Without Cale’s hissing white noise and experimental promptings The Velvet Underground’s sound mellowed significantly with the sonic emphasis returning to Reed’s considerable songwriting craft. And it is this rounded-at-the-edges incarnation of the band, with the curly-haired Doug Yule drafted in on bass, that features in The Complete Matrix Tapes, a highly-desirable eight-LP, 43-track vinyl boxset.
The post-Cale Velvet Underground toured extensively in 1969, and rocked up in San Francisco at the end of the year for a series of gigs, including at the semi-mythical club The Matrix, opened in a former pizza joint by Jefferson Airplane’s Marty Balin in 1965. Over the course of their residency, the club’s high-quality four-track recorder, was rolling through much of it from a booth at the side of the stage. Two of these shows, on November 26 and 27, form the basis of the boxset. This means that across the 43 tracks there are multiple versions of the same song, for instance, there are no fewer than four versions of We’re Gonna Have A Real Good Time Together.
The shows, as you can hear, were intimate affairs, and feature a relaxed Lou Reed happy enough to banter between songs (“This is a song about the sorrows of the contemporary world, of which I know we all know so well”). All four studio albums are represented on the setlist, including early versions of yet-to-be-recorded songs such as Sweet Jane, New Age and Rock & Roll (which later appear on Loaded).
Naturally, enough, Cale’s absence is felt and the lack of his experimental edge means that the early songs are entirely different propositions, and not all of the reimaginings translate successfully within the stripped-back band dynamic; specifically a bizarre cocktail lounge version of I’m Waiting For The Man, a blunted, rambling White Light/White Heat and a challengingly marathon 36:54 version of Sister Ray. That’s not to say that all the songs from the first two albums suffer, far from it; a hushed version of Heroin is utterly thrilling, while the shimmering Venus In Furs resonates with a majestic splendour.

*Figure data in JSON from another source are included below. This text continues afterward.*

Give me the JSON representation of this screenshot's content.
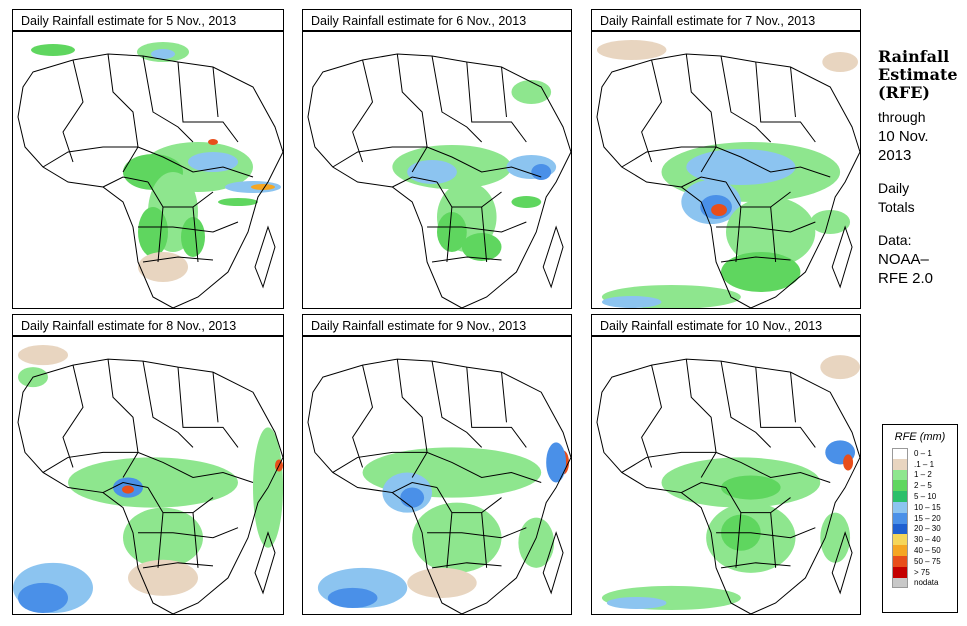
{
  "panels": [
    {
      "title": "Daily Rainfall estimate for  5 Nov., 2013"
    },
    {
      "title": "Daily Rainfall estimate for  6 Nov., 2013"
    },
    {
      "title": "Daily Rainfall estimate for  7 Nov., 2013"
    },
    {
      "title": "Daily Rainfall estimate for  8 Nov., 2013"
    },
    {
      "title": "Daily Rainfall estimate for  9 Nov., 2013"
    },
    {
      "title": "Daily Rainfall estimate for  10 Nov., 2013"
    }
  ],
  "sidebar": {
    "heading1": "Rainfall",
    "heading2": "Estimate",
    "heading3": "(RFE)",
    "through": "through",
    "date1": "10 Nov.",
    "date2": "2013",
    "daily1": "Daily",
    "daily2": "Totals",
    "data_label": "Data:",
    "source1": "NOAA–",
    "source2": "RFE 2.0"
  },
  "legend": {
    "title": "RFE (mm)",
    "items": [
      {
        "label": "0 – 1",
        "color": "#ffffff"
      },
      {
        "label": ".1 – 1",
        "color": "#e8d5c0"
      },
      {
        "label": "1 – 2",
        "color": "#8ee68e"
      },
      {
        "label": "2 – 5",
        "color": "#5fd65f"
      },
      {
        "label": "5 – 10",
        "color": "#2bbf6a"
      },
      {
        "label": "10 – 15",
        "color": "#8cc4f0"
      },
      {
        "label": "15 – 20",
        "color": "#4a90e8"
      },
      {
        "label": "20 – 30",
        "color": "#1f5fd0"
      },
      {
        "label": "30 – 40",
        "color": "#f5d65a"
      },
      {
        "label": "40 – 50",
        "color": "#f5a623"
      },
      {
        "label": "50 – 75",
        "color": "#e84e1b"
      },
      {
        "label": "> 75",
        "color": "#c40000"
      },
      {
        "label": "nodata",
        "color": "#c8c8c8"
      }
    ]
  }
}
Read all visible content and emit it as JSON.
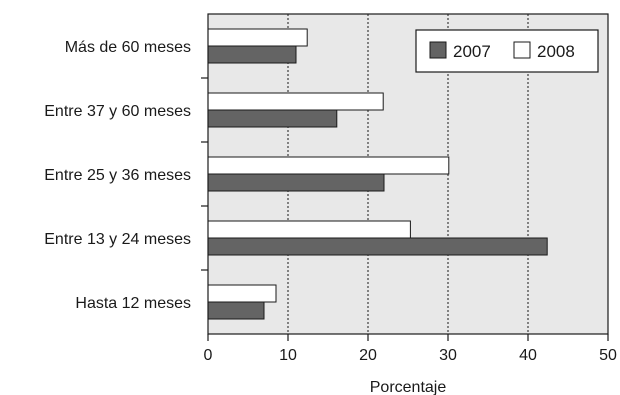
{
  "chart_data": {
    "type": "bar",
    "orientation": "horizontal",
    "title": "",
    "xlabel": "Porcentaje",
    "ylabel": "",
    "xlim": [
      0,
      50
    ],
    "x_ticks": [
      "0",
      "10",
      "20",
      "30",
      "40",
      "50"
    ],
    "grid": "vertical dotted",
    "legend_position": "top-right",
    "categories": [
      "Más de 60 meses",
      "Entre 37 y 60 meses",
      "Entre 25 y 36 meses",
      "Entre 13 y 24 meses",
      "Hasta 12 meses"
    ],
    "series": [
      {
        "name": "2007",
        "color": "#646464",
        "values": [
          11.0,
          16.1,
          22.0,
          42.4,
          7.0
        ]
      },
      {
        "name": "2008",
        "color": "#ffffff",
        "values": [
          12.4,
          21.9,
          30.1,
          25.3,
          8.5
        ]
      }
    ],
    "plot_background": "#e8e8e8"
  }
}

The songs from the third album onwards find the band in spectacular form, with the improvised guitar interplay between Reed and Morrison nothing short of miraculous with the breakneck What Goes On, Some Kinda Love and New Age particular highlights. This is The Velvet Underground fully transformed from in-your-face sonic terrorists to a sensational live rock band with a locked-in groove and an edge all of their own.